Point-of-care testing devices were first used in the operating room in the 1980s.2 Though they are increasingly common, arguments against their routine use are continually raised because of concerns about inaccuracy,19 increased cost,19 and the possible increase in the frequency of unnecessary testing.19,20 Nevertheless, POCT technology has been refined such that the results of most near-patient tests have been found to be acceptable approximations of their central laboratory equivalents—particularly when frontline staff are sufficiently trained.21-23 Arguments based on cost have been countered with more complex economic analyses that take into account patient outcomes and hospital efficiency.24-26 In terms of increases in unnecessary testing, Wax et al. conducted a study examining intraoperative test utilization in 38,115 surgical procedures. They found that the introduction of point-of-care hematocrit, biochemistry, and arterial blood gas testing did not affect the proportion of cases in which testing was utilized or the number of tests conducted.27

Though it has been argued that POCT constitutes a standard of care,3 before investing in this technology, it is important to evaluate whether it will be routinely used. Our results may inform this process by identifying the types of surgery where intraoperative testing is typically employed. Our study does, however, have several weaknesses that must be taken into account. Data were collected by retrospective chart review, and it is unclear whether all patient information was elicited in a consistent manner for all patients in the cohort. As a result, the absence of information about a patient characteristic or comorbidity may relate either to its absence or to its not having been documented. We evaluated only 1,000 patients, included a limited number of variables in our model, did not consider the effect that individual anesthesia providers may have on whether or not a test is performed, and did not assess the appropriateness of testing when it was ordered. As such, there may be important patient, surgical, institutional, or practitioner characteristics associated with intraoperative testing that we did not identify. Provider characteristics in particular have been shown to be more important than patient characteristics in predicting testing in the preoperative setting.28 Nevertheless, given that the predictive ability of the model was “excellent”,16 it is unlikely that missed predictors would have improved the model’s discrimination and quite likely that they would have contributed to overfitting. Finally, our sample was derived from a single region and may not generalize to other operating room settings. Nevertheless, given the large number and wide-ranging type of procedures sampled,7 in our view, it provides a reasonable approximation of Canadian anesthesia practice.

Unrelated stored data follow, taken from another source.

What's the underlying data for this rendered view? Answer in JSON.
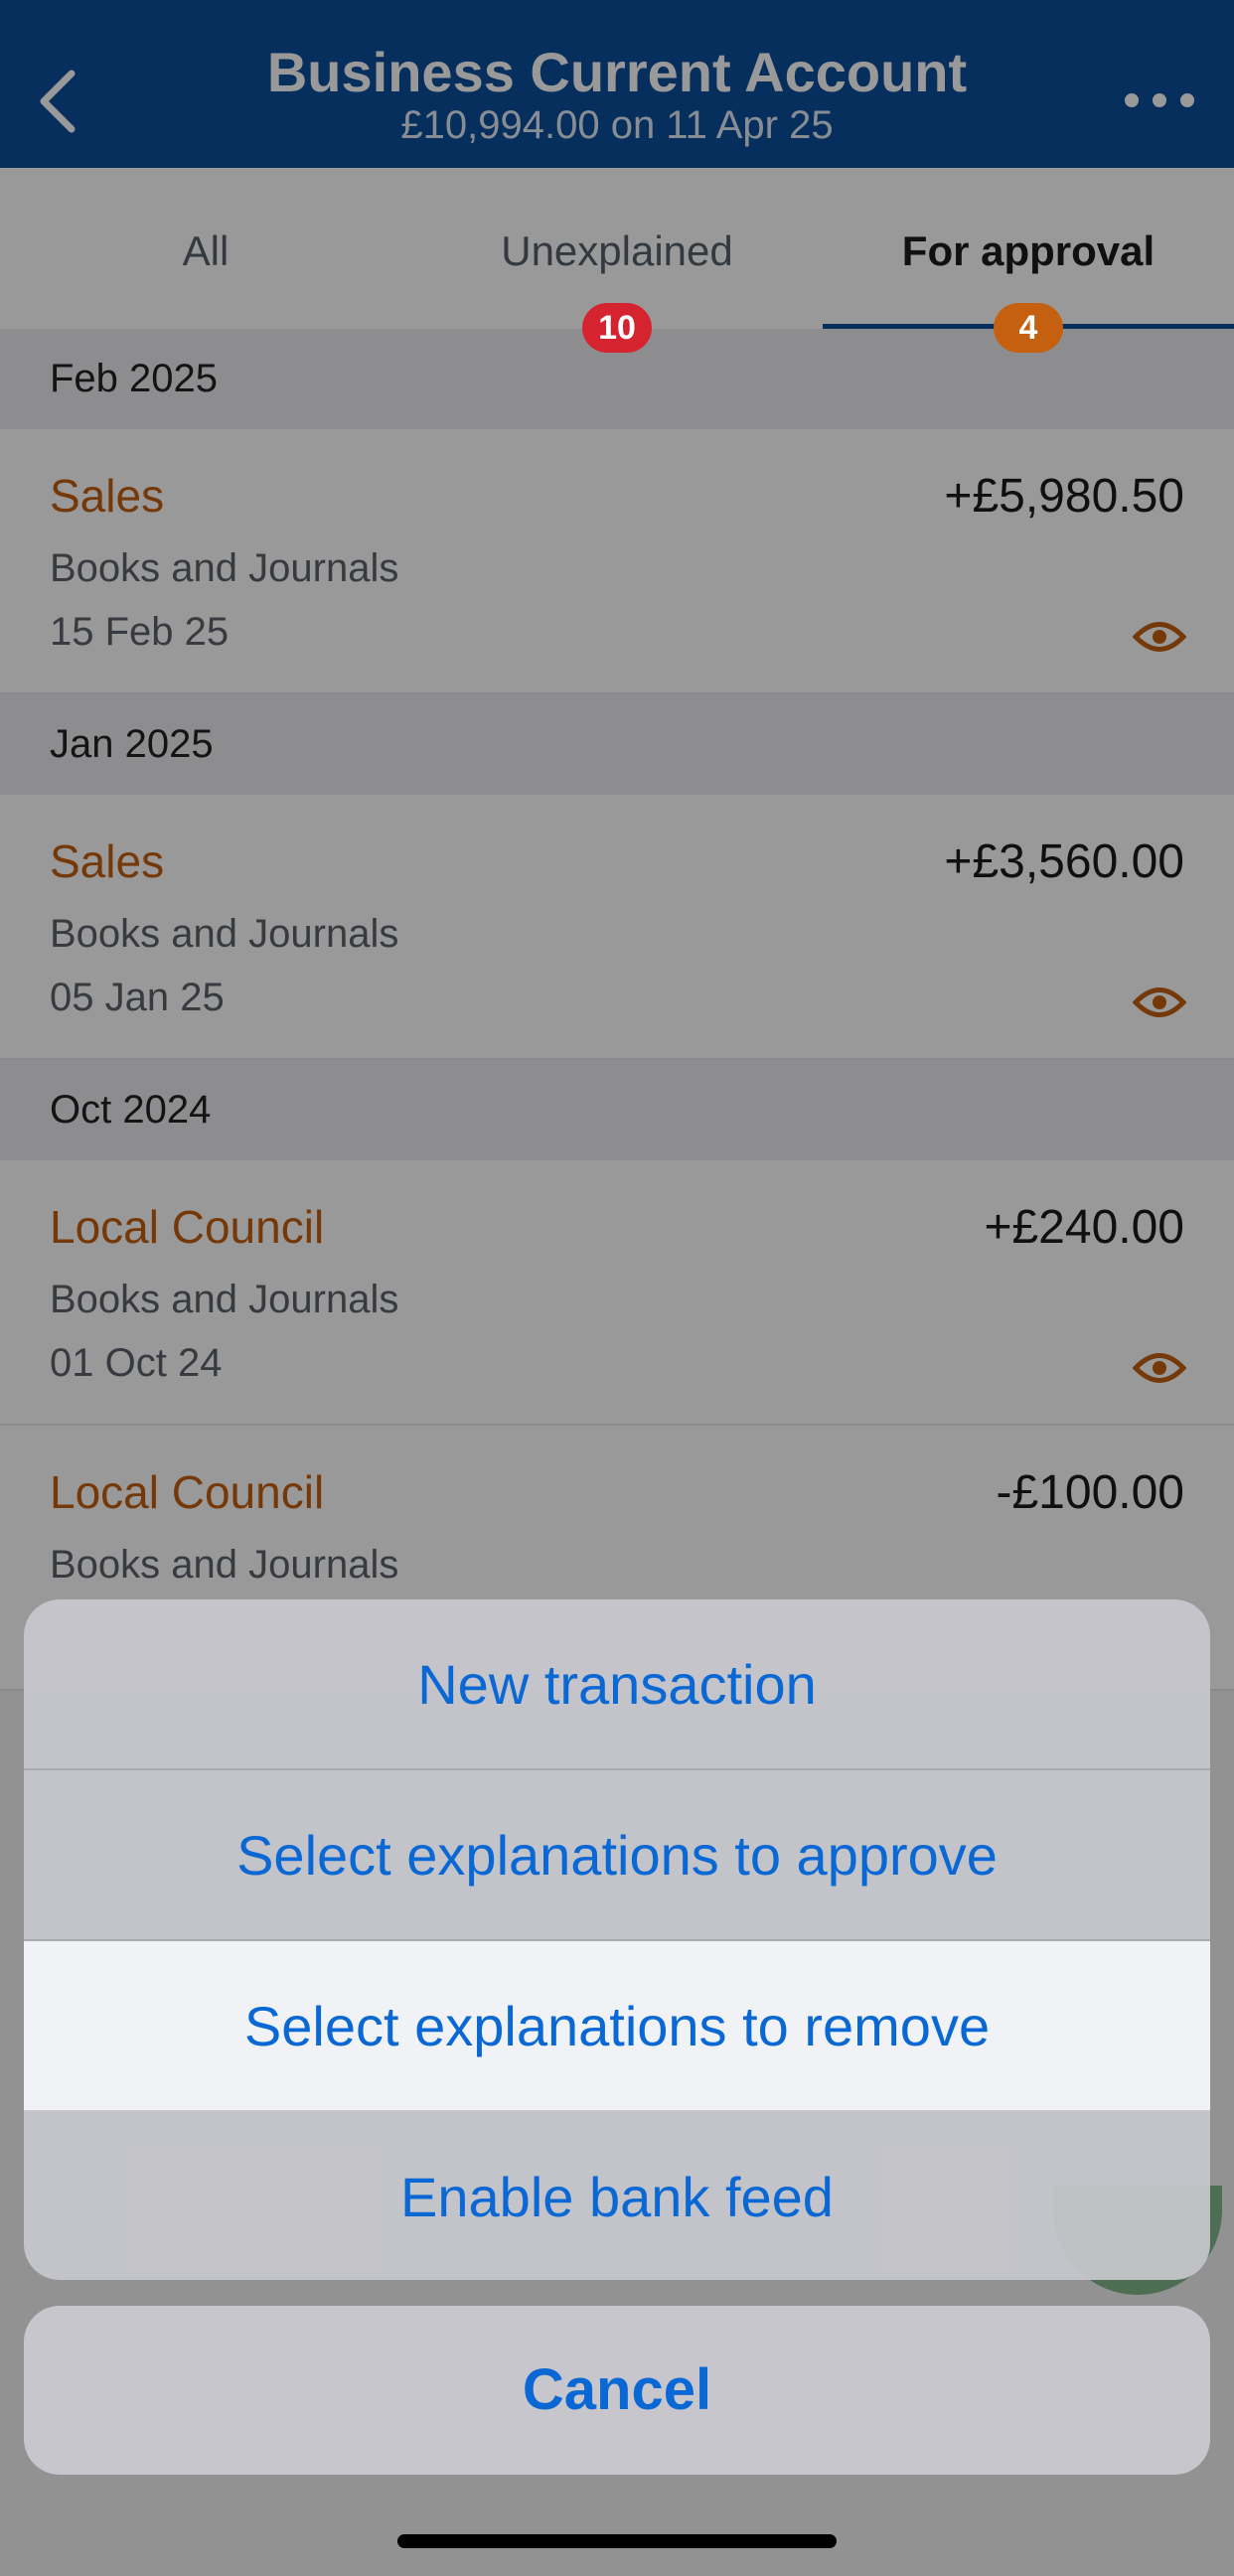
{
  "header": {
    "title": "Business Current Account",
    "subtitle": "£10,994.00 on 11 Apr 25"
  },
  "tabs": [
    {
      "label": "All",
      "badge": ""
    },
    {
      "label": "Unexplained",
      "badge": "10"
    },
    {
      "label": "For approval",
      "badge": "4"
    }
  ],
  "sections": [
    {
      "header": "Feb 2025",
      "rows": [
        {
          "title": "Sales",
          "subtitle": "Books and Journals",
          "date": "15 Feb 25",
          "amount": "+£5,980.50"
        }
      ]
    },
    {
      "header": "Jan 2025",
      "rows": [
        {
          "title": "Sales",
          "subtitle": "Books and Journals",
          "date": "05 Jan 25",
          "amount": "+£3,560.00"
        }
      ]
    },
    {
      "header": "Oct 2024",
      "rows": [
        {
          "title": "Local Council",
          "subtitle": "Books and Journals",
          "date": "01 Oct 24",
          "amount": "+£240.00"
        },
        {
          "title": "Local Council",
          "subtitle": "Books and Journals",
          "date": "",
          "amount": "-£100.00"
        }
      ]
    }
  ],
  "action_sheet": {
    "items": [
      "New transaction",
      "Select explanations to approve",
      "Select explanations to remove",
      "Enable bank feed"
    ],
    "cancel": "Cancel"
  },
  "colors": {
    "header_bg": "#0a4f9c",
    "accent_orange": "#c4600f",
    "badge_red": "#d52330",
    "action_blue": "#0a68d4"
  }
}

Our study shows that the odds of intraoperative testing increase for patients with a greater number of comorbidities undergoing longer, emergent procedures. These odds increase substantially if the procedure involves a high risk of bleeding.11 Our results suggest that intraoperative tests are ordered for clinically appropriate reasons. This is supported by the fact that the predictors included in our model are clinically appropriate and provide a high level of outcome discrimination based on the optimism-corrected C-statistic of 0.92. We found that the time from ordering the tests to receiving the results can be substantial when tests are ordered from a centralized laboratory, particularly when compared with the speed and efficiency of POCT. In the context of the operating room environment where patient physiology is rapidly changing, this timeliness may impact on patient outcomes. Nevertheless, this has yet to be confirmed in randomized-controlled trials comparing intraoperative POCT with centralized laboratory testing. For such a trial to be efficient, patients at an elevated likelihood of needing intraoperative testing would need to be identified a priori. Our study provides preliminary data that may inform the development of inclusion criteria for such a randomized-controlled trial. It also provides information that may inform administrative decision-making with regard to POCT implementation in the absence of rigorous supporting evidence.